McMurphy’s is a fake Irish pub, a stone grotto installed beneath a
mound of blank-faced offices. It was once a real Irish pub before the
developers got their hands on it and mutated it in rapid succession
into a punk nightclub, a wine bar, and a fake Dutch coffee shop; after
which, as burned-out as any star, it left the main sequence. Now it
occupies an unnaturally prolonged, chilly existence as the sort of
recycled imitation Irish pub that has neon four-leafed clovers hanging
from the artificially blackened pine beams above the log tables - in
other words, the burned-out black dwarf afterlife of a once-serious
drinking establishment. Somewhere along the line, the beer cellar was
replaced with a toilet (leaving more room for paying patrons
upstairs), and now its founts dispense fizzy concentrate diluted with
water from the city mains.
“Say, did you hear the one about the Eurocrat with the robot pussy who
goes into a dodgy pub on the Cowgate and orders a coke?
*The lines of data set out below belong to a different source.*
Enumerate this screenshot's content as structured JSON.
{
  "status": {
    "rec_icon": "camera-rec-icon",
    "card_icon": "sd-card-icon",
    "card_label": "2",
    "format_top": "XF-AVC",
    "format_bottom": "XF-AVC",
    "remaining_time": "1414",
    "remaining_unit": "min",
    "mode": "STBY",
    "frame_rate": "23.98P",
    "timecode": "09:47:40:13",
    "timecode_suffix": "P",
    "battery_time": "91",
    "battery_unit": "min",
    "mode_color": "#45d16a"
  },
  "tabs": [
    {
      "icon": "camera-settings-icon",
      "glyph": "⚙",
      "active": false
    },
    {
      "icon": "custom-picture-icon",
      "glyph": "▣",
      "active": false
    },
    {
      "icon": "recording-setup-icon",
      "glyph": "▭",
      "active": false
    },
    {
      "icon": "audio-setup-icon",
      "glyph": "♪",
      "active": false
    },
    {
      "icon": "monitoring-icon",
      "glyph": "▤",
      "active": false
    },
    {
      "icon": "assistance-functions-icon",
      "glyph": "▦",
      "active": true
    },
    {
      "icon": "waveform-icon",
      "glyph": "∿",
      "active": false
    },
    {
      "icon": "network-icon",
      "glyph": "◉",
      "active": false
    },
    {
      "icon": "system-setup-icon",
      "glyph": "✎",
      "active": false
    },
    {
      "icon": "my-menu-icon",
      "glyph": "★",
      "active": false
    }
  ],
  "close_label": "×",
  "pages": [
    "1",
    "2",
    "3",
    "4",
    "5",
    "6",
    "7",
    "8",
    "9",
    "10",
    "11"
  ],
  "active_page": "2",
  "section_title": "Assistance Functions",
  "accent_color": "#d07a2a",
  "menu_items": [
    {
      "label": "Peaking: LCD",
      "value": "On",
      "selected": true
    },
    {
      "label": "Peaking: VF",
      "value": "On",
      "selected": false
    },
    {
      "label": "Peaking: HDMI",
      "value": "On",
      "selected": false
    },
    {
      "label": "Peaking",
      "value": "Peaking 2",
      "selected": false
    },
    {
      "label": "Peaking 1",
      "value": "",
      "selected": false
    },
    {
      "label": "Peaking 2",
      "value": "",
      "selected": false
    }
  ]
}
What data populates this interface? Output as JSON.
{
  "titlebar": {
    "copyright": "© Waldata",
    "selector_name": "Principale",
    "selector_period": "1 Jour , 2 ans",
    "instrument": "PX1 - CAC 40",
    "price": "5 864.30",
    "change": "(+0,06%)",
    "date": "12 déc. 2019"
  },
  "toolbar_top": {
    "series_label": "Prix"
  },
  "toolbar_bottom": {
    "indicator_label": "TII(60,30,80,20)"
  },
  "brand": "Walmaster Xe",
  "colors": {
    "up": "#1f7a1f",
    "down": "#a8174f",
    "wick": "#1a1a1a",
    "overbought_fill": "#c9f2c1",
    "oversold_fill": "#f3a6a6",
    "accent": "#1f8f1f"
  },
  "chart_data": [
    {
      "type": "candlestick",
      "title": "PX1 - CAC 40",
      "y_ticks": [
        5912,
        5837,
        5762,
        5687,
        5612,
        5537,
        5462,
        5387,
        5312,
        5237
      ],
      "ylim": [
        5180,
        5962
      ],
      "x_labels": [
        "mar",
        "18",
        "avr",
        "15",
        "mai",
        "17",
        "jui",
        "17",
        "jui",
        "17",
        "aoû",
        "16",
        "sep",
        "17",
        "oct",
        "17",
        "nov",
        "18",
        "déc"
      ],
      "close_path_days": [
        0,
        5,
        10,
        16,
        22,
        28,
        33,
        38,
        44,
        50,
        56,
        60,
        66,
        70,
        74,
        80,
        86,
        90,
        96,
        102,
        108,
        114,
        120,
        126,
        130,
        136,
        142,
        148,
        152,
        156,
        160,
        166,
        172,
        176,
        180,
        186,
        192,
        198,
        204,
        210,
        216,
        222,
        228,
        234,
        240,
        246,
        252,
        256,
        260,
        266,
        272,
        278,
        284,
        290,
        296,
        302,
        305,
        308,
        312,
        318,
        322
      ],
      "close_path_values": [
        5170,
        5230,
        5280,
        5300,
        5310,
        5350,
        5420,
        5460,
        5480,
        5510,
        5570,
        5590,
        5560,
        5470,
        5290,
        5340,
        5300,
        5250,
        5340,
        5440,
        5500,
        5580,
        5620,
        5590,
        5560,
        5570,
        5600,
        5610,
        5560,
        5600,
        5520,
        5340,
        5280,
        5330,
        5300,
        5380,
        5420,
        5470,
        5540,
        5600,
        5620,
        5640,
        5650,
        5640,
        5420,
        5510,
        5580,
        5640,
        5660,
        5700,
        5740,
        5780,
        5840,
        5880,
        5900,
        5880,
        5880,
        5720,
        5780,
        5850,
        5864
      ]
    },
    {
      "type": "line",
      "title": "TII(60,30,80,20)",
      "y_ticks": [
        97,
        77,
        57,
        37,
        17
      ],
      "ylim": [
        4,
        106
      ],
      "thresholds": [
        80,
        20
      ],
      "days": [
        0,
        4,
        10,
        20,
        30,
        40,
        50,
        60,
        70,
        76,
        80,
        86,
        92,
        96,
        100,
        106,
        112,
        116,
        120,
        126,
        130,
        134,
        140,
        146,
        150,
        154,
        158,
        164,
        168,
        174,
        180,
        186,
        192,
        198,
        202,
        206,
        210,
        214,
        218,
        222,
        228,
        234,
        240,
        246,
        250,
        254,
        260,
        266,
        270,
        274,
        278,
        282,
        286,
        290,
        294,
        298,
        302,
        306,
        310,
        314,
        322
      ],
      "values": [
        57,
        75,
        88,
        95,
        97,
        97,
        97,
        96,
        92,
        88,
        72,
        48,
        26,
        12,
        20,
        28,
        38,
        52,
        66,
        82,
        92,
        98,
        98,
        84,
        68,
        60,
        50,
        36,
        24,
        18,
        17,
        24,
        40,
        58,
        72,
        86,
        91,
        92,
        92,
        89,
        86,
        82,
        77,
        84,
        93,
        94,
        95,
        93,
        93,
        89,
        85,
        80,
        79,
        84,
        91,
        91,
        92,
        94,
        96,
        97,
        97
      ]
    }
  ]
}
And when it
arrives, she says ‘hey, where’s the mirror?’”
“Shut up,” Annette hisses into her shoulder bag. “That isn’t funny.”
Her personal intruder telemetry has just emailed her wristphone, and
it’s displaying a rotating yellow exclamation point, which means that
according to the published police crime stats, this place is likely to
do grievous harm to her insurance premiums.
Aineko looks up at her from his nest in the bag and yawns cavernously,
baring a pink, ribbed mouth and a tongue like pink suede. “Want to
make me? I just pinged Manny’s head. The network latency was trivial.”
The barmaid sidles up and pointedly manages not to make eye contact
with Annette. “I’ll have a Diet Coke,” Annette orders. In the
direction of her bag, voice pitched low: “Did you hear the one about
the Eurocrat who goes into a dodgy pub, orders half a liter of Diet
Coke, and when she spills it in her shoulder bag she says ‘oops, I’ve
got a wet pussy’?”
The Coke arrives. Annette pays for it. There may be a couple of dozen
people in the pub; it’s hard to tell because it looks like an ancient
cellar, lots of stone archways leading off into niches populated with
secondhand church pews and knife-scarred tables. Some guys who might
be bikers, students, or well-dressed winos are hunched over one table:
hairy, wearing vests with too many pockets, in an artful bohemianism
that makes Annette blink until one of her literary programs informs
her that one of them is a moderately famous local writer, a bit of a
guru for the space and freedom party. There’re a couple of women in
boots and furry hats in one corner, poring over the menu, and a parcel
of off-duty street performers hunching over their beers in a booth.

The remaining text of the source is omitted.